Acho que para falar com propriedade as marcas que o intercâmbio deixou em mim era necessário um tempo… para processar e ver os sinais. Agora moramos em outra cidade, Gramado, no Rio Grande do Sul. Voltamos para o brasil já tendo em mente que assim que pudessemos iriamos organizar a vinda para cá e deu tudo certo. Depois de 5 meses nos mudamos. Agora morando aqui na serra que noto alguns fatores muito importantes sobre a experiência de viver fora do Brasil. Posso citar muitos aspectos mais gostaria de me focar no intercâmbio como experiência de vida e no inglês para o mercado de trabalho.

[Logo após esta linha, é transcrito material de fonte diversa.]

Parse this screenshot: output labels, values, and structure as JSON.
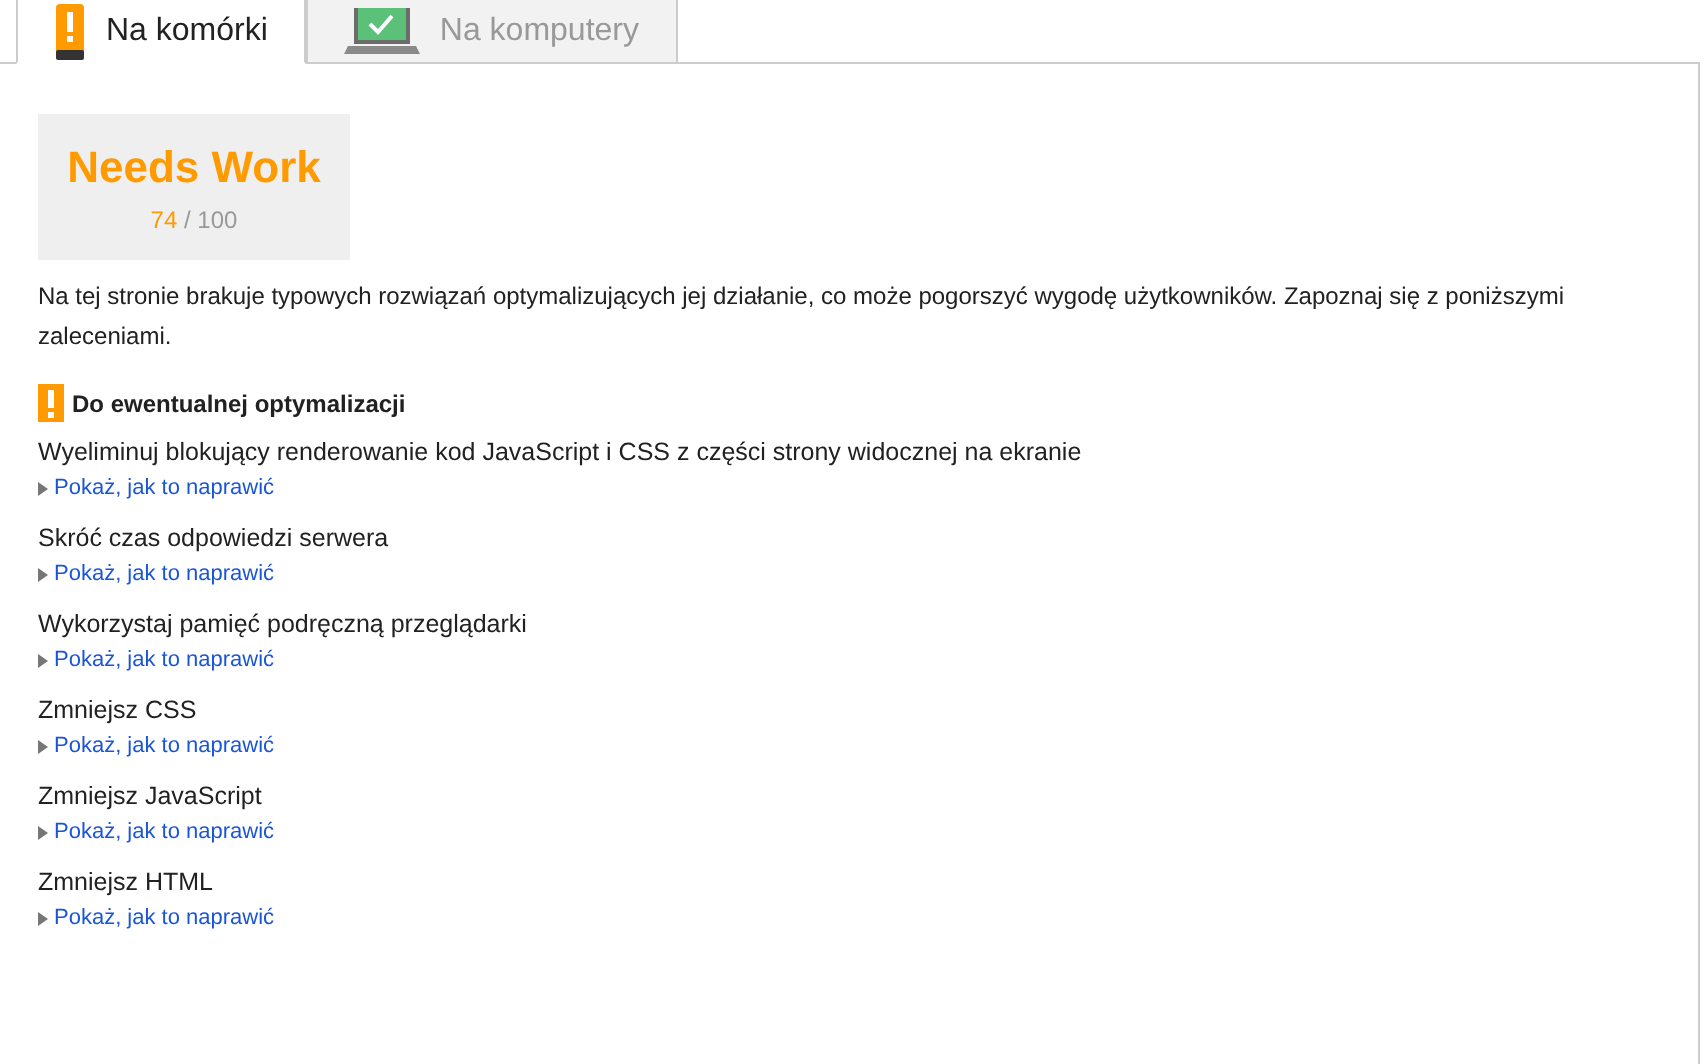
{
  "tabs": [
    {
      "label": "Na komórki",
      "kind": "mobile",
      "selected": true
    },
    {
      "label": "Na komputery",
      "kind": "desktop",
      "selected": false
    }
  ],
  "score": {
    "verdict": "Needs Work",
    "value": "74",
    "max": "/ 100",
    "color": "#ff9a00"
  },
  "summary": "Na tej stronie brakuje typowych rozwiązań optymalizujących jej działanie, co może pogorszyć wygodę użytkowników. Zapoznaj się z poniższymi zaleceniami.",
  "section": {
    "title": "Do ewentualnej optymalizacji",
    "rules": [
      {
        "title": "Wyeliminuj blokujący renderowanie kod JavaScript i CSS z części strony widocznej na ekranie",
        "link": "Pokaż, jak to naprawić",
        "expanded": false
      },
      {
        "title": "Skróć czas odpowiedzi serwera",
        "link": "Pokaż, jak to naprawić",
        "expanded": false
      },
      {
        "title": "Wykorzystaj pamięć podręczną przeglądarki",
        "link": "Pokaż, jak to naprawić",
        "expanded": false
      },
      {
        "title": "Zmniejsz CSS",
        "link": "Pokaż, jak to naprawić",
        "expanded": false
      },
      {
        "title": "Zmniejsz JavaScript",
        "link": "Pokaż, jak to naprawić",
        "expanded": false
      },
      {
        "title": "Zmniejsz HTML",
        "link": "Pokaż, jak to naprawić",
        "expanded": false
      }
    ]
  }
}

Nunca tive dúvidas sobre viver fora do brasil ou não, e sempre soube que isso era algo que eu TINHA de fazer. Antes que outros motivos me impossibilitassem de ir eu e o Paulo fomos, novos, sem compromissos e com toda vida pela frente. A imagem que eu tinha do brasil mudou, a imagem que eu tinha da vida, do mundo e de mim mesma mudou. Ficou mais fácil julgar menos, apartir do momento que percebi que moral e normal dependem do ponto de vista e de onde você esta geográficamente, assim como a comida, o idioma e a fisionomia. As pessoas tem o direito de serem diferentes, morando em lugares tão diferentes e tendo costumes diferentes.
O INGLÊS. Nosso como é importante não é mesmo? Todo mundo quer alguém que fale inglês, como nos mudamos para um destino turístico posso dizer com propriedade que faz toda diferença, em diversos âmbitos é importante mas em um país sede em 2014 e 2016 o inglês vai ser um diferencial muito importante. Eu não estou trabalhando aqui ainda mas o Paulo está e sem dúvidas o inglês foi primordial para destacá-lo entre os outros 15 candidatos.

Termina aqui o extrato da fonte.